Macron, acusado de favorecer a los ricos, da prioridad a la lucha contra las desigualdades
El presidente francés, cuestionado por su estilo y sus políticas, busca impulso en el discurso ante el Congreso
Marc Bassets
París, El País
Y Júpiter bajó del pedestal. En un ejercicio de humildad poco habitual en él, el presidente francés, Emmanuel Macron, admitió que podía equivocarse, indicó que el poder no le ha cambiado y anunció que la lucha contra la desigualdad es la prioridad de su presidencia. Macron compareció el lunes, por segundo año, ante el Congreso, un formato extraordinario que reúne a la Asamblea Nacional y al Senado en Versalles, en un momento en el que los sondeos y muchos comentaristas han decretado el fin definitivo del estado de gracia.
El discurso, de una hora y media, no marca un giro. El tren de las reformas —la próxima, después de la del mercado laboral y la de los ferrocarriles públicos, es la de las pensiones— seguirá avanzando. La novedad fue tono y el acento. El tono de humildad y el acento social podían entenderse como una admisión tácita de la validez de algunas críticas: le han acusado de presidente de los ricos, de gobernar a la derecha pese a ganar las elecciones con millones de votos socialistas, de ejercer el poder como un dios antiguo en el Olimpo, de actuar como un monarca arrogante y engreído. Era también una reacción a la erosión de la popularidad que reflejan los sondeos.
El presidente, pese a la nueva retórica y pese a las explicaciones, mantiene el rumbo. Sus soluciones a la desigualdad no consisten en las recetas de la izquierda tradicional, contra las que cargó al desautorizar el impuesto del 75% para los más ricos, una de las primeras medidas estrella de su mentor, el expresidente socialista François Hollande. Su receta, una especie de tercera vía al estilo Tony Blair que en Francia llega casi dos décadas tarde, consiste en lo que llamó la "emancipación", por la educación, el trabajo o un Estado del bienestar "eficaz", que rompa con los bloqueos y haga real la meritocracia republicana.
"No me gustan ni las castas, ni las rentas, ni los privilegios, y creo que existen éxitos que no se traducen por el enriquecimiento pecuniario", dijo Macron. "Pero la creación de riquezas, la prosperidad de una nación, son el fundamento de todo proyecto de sociedad". Así se justifica, en su visión, la rebaja de impuestos para las empresas. "Si queremos repartir el pastel, la primera condición es que haya un pastel. Y son las empresas, donde se juntan accionistas, dirigentes y trabajadores, son los productores los que hacen este pastel, y nadie más".

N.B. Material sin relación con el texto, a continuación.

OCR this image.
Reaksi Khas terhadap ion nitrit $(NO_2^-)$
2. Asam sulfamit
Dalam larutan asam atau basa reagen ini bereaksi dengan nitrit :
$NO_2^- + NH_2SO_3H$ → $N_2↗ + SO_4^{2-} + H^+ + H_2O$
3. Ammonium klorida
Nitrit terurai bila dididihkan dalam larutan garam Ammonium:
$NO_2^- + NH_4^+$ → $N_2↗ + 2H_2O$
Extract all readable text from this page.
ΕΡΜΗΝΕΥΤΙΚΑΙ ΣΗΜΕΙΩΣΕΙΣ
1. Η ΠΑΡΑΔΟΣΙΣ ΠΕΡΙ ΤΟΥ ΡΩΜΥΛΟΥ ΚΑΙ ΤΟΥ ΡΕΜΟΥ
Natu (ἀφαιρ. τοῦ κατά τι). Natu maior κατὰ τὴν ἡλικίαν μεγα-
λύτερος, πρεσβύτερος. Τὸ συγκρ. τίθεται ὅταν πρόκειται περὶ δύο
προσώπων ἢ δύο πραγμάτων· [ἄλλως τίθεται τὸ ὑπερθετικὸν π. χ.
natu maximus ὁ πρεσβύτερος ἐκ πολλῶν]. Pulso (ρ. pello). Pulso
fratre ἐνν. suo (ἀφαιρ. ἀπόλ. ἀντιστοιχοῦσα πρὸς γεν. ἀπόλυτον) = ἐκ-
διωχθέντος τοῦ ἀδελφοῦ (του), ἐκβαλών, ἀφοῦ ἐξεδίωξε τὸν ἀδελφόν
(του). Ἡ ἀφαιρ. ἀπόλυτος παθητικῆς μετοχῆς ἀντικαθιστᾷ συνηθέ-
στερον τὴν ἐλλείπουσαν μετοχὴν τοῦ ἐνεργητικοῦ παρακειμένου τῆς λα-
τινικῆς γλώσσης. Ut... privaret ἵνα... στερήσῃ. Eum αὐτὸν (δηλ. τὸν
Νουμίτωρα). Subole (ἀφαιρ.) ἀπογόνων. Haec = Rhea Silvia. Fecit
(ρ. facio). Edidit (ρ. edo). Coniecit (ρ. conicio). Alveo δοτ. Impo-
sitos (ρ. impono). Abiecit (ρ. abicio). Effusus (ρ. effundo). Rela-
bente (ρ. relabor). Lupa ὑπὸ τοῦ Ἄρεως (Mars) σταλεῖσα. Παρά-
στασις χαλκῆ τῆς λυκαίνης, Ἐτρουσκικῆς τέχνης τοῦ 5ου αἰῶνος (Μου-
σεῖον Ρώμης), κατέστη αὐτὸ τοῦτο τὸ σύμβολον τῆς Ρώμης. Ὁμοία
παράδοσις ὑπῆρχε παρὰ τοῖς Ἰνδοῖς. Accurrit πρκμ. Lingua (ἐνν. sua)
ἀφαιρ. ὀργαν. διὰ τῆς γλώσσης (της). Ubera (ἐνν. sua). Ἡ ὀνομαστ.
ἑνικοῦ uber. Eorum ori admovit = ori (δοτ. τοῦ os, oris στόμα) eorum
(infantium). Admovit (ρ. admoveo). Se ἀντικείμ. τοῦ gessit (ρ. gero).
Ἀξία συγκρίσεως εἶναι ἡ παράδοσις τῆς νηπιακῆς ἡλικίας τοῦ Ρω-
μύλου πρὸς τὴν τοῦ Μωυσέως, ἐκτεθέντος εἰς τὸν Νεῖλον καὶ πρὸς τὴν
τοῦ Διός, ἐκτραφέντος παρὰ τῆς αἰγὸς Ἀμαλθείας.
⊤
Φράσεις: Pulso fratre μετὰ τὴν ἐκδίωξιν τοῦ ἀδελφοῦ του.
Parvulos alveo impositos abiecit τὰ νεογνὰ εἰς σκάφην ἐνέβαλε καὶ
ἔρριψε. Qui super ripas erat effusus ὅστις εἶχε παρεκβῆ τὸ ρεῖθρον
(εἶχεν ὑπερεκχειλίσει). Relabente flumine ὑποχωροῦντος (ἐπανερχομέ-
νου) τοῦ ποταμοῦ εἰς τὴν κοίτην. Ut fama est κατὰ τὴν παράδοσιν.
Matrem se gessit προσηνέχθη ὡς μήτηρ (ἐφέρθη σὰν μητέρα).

El problema de Francia, según el presidente, no son las desigualdades de ingresos, sino las "desigualdades de destino". Es decir, las desigualdades marcadas por el origen familiar o geográfico de los ciudadanos, y difíciles de superar: se trate de la banlieue o extrarradio con escuelas poco dotadas, del nombre y apellido árabe que cierra puertas laborales, o de la Francia rural mal comunicada que también ralentiza el ascensor social. El sujeto del discurso no fue la Francia que gana —la Francia urbana y cosmopolita, la que eligió a Macron y le dio la mayoría en la Asamblea Nacional— sino la de las clases populares. En septiembre anunciará un esperado plan antipobreza cuyo objetivo "no es permitir a [los] conciudadanos pobres que vivan mejor, sino que salgan de la pobreza de una vez por todas".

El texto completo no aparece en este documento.